In 2009, Okano’s team made headlines (and the cover of Nature) when they debuted the first transgenic monkey, a marmoset carrying a gene that makes its cells glow green. And at the Society for Neuroscience meeting in 2012, Okano’s collaborators reported progress on several monkey models of autism-related disorders.

Using a variety of genetic engineering techniques, the researchers have now made 12 kinds of transgenic marmosets, Okano reported yesterday. The various models carry mutations linked to Alzheimer’s and Parkinson’s diseases, amyotrophic lateral sclerosis and Rett syndrome, among others.

To make the Rett model, the researchers injected a zinc-finger nuclease, a protein that acts like molecular scissors, into normal fertilized monkey eggs. The nuclease is designed to snip some of the DNA coding for MeCP2. The researchers then transplanted the modified eggs into surrogate mothers on 31 March. On 18 August, four monkeys were born; one carries a mutation in MeCP2.

Pros and cons:

In April, a Chinese group reported another kind of monkey Rett model, a transgenic macaque made using a different type of molecular scissors, called a TALEN.

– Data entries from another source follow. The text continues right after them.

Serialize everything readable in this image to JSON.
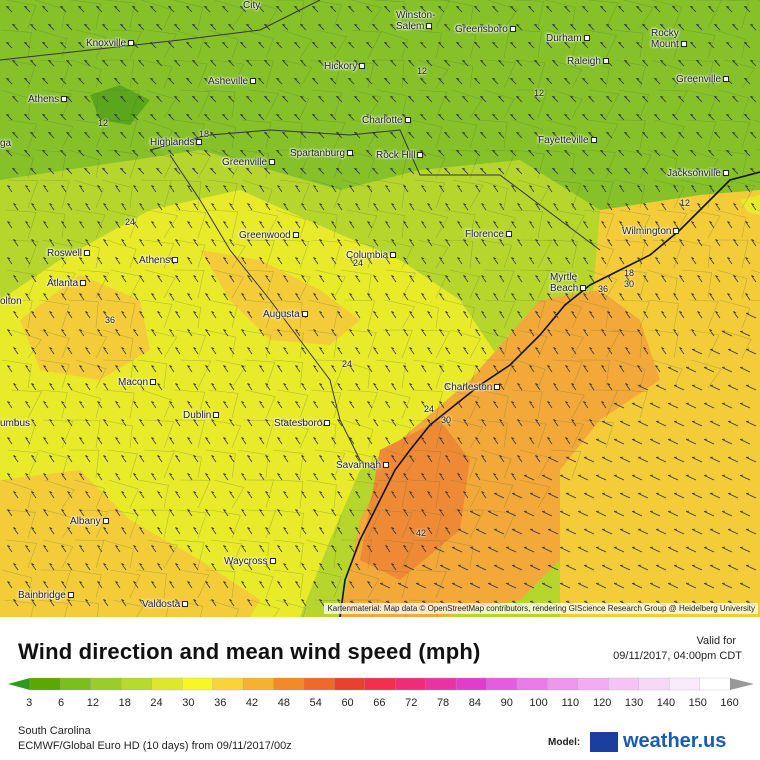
{
  "map": {
    "cities": [
      {
        "name": "City"
      },
      {
        "name": "Winston-\nSalem"
      },
      {
        "name": "Greensboro"
      },
      {
        "name": "Durham"
      },
      {
        "name": "Rocky\nMount"
      },
      {
        "name": "Knoxville"
      },
      {
        "name": "Raleigh"
      },
      {
        "name": "Hickory"
      },
      {
        "name": "Asheville"
      },
      {
        "name": "Greenville"
      },
      {
        "name": "Athens"
      },
      {
        "name": "Charlotte"
      },
      {
        "name": "Highlands"
      },
      {
        "name": "Spartanburg"
      },
      {
        "name": "Rock Hill"
      },
      {
        "name": "Fayetteville"
      },
      {
        "name": "Greenville"
      },
      {
        "name": "Jacksonville"
      },
      {
        "name": "Wilmington"
      },
      {
        "name": "Florence"
      },
      {
        "name": "Greenwood"
      },
      {
        "name": "Roswell"
      },
      {
        "name": "Athens"
      },
      {
        "name": "Columbia"
      },
      {
        "name": "Atlanta"
      },
      {
        "name": "Myrtle\nBeach"
      },
      {
        "name": "Augusta"
      },
      {
        "name": "Macon"
      },
      {
        "name": "Charleston"
      },
      {
        "name": "Dublin"
      },
      {
        "name": "Statesboro"
      },
      {
        "name": "Savannah"
      },
      {
        "name": "Albany"
      },
      {
        "name": "Waycross"
      },
      {
        "name": "Bainbridge"
      },
      {
        "name": "Valdosta"
      },
      {
        "name": "ga"
      },
      {
        "name": "olton"
      },
      {
        "name": "umbus"
      }
    ],
    "contour_labels": [
      "12",
      "12",
      "12",
      "18",
      "12",
      "24",
      "24",
      "24",
      "36",
      "36",
      "30",
      "18",
      "30",
      "24",
      "42"
    ],
    "attribution": "Kartenmaterial: Map data © OpenStreetMap contributors, rendering GIScience Research Group @ Heidelberg University"
  },
  "panel": {
    "title": "Wind direction and mean wind speed (mph)",
    "valid_label": "Valid for",
    "valid_date": "09/11/2017, 04:00pm CDT",
    "region": "South Carolina",
    "model_run": "ECMWF/Global Euro HD (10 days) from 09/11/2017/00z",
    "model_label": "Model:",
    "brand": "weather.us"
  },
  "legend": {
    "values": [
      "3",
      "6",
      "12",
      "18",
      "24",
      "30",
      "36",
      "42",
      "48",
      "54",
      "60",
      "66",
      "72",
      "78",
      "84",
      "90",
      "100",
      "110",
      "120",
      "130",
      "140",
      "150",
      "160"
    ],
    "colors": [
      "#5aa800",
      "#7cbf1c",
      "#9acd2a",
      "#b8d92e",
      "#dde82c",
      "#f7f724",
      "#f9d33a",
      "#f6b131",
      "#f28a28",
      "#ee6a2a",
      "#e8412e",
      "#f2304d",
      "#ee2c78",
      "#ea33a3",
      "#e13dcb",
      "#e55ddd",
      "#e97ae6",
      "#ee95ec",
      "#f2adf1",
      "#f5c3f4",
      "#f8d8f7",
      "#fbeafa",
      "#ffffff"
    ],
    "arrow_left_color": "#2e9b1a",
    "arrow_right_color": "#999999"
  },
  "colors": {
    "field_green_dark": "#5aa61c",
    "field_green": "#86c12a",
    "field_yellowgreen": "#b7d62d",
    "field_yellow": "#e8ea2a",
    "field_gold": "#f4cc3a",
    "field_orange": "#f2a93a",
    "field_deep_orange": "#ee8a36"
  }
}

Okano’s talk yesterday spurred a discussion about the pros and cons of the various monkey models, particularly compared with mouse models, which are far cheaper and easier to make.

One audience member pointed out that although transgenic mice have led to a better understanding of the underlying biology of various disorders, “they’ve failed miserably in terms of treatments.” Why, he asked, will marmosets do any better?

“In mouse models, part of the brain is missing: for example, the prefrontal cortex. So the human disease affecting those areas cannot be captured in rodent models,” Okano answered. Marmosets also have rich social lives, he added. “Marmosets make some very nice eye contact. That never happens in macaque monkeys.”

The marmoset brain also has a region that processes pitch, which is similar to the human brain regions that process speech and music, said Xiaoqin Wang, professor of biomedical engineering at Johns Hopkins University in Baltimore.

Wang has studied marmosets for many years. “Without question, the marmoset is a better model than the rodent and macaque when it comes to vocal communication,” he said.

Charles Jennings, director of the McGovern Institute Neurotechnology Program at the Massachusetts Institute of Technology, asked about the notorious difficulty in replicating behaviors of mouse models of disease. “How do you think the marmoset field is going to address that?” he asked.

Animal behaviors tend to be more reliable when a laboratory test is measuring something similar to what the animal would do in the wild, said Partha Mitra, professor of neuroscience at Cold Spring Harbor Laboratory in New York.

“So to the extent that marmoset behaviors are going to be closer to some human behaviors — social behaviors and visual behaviors,” Mitra said, “one would expect better reproducibility for those models.”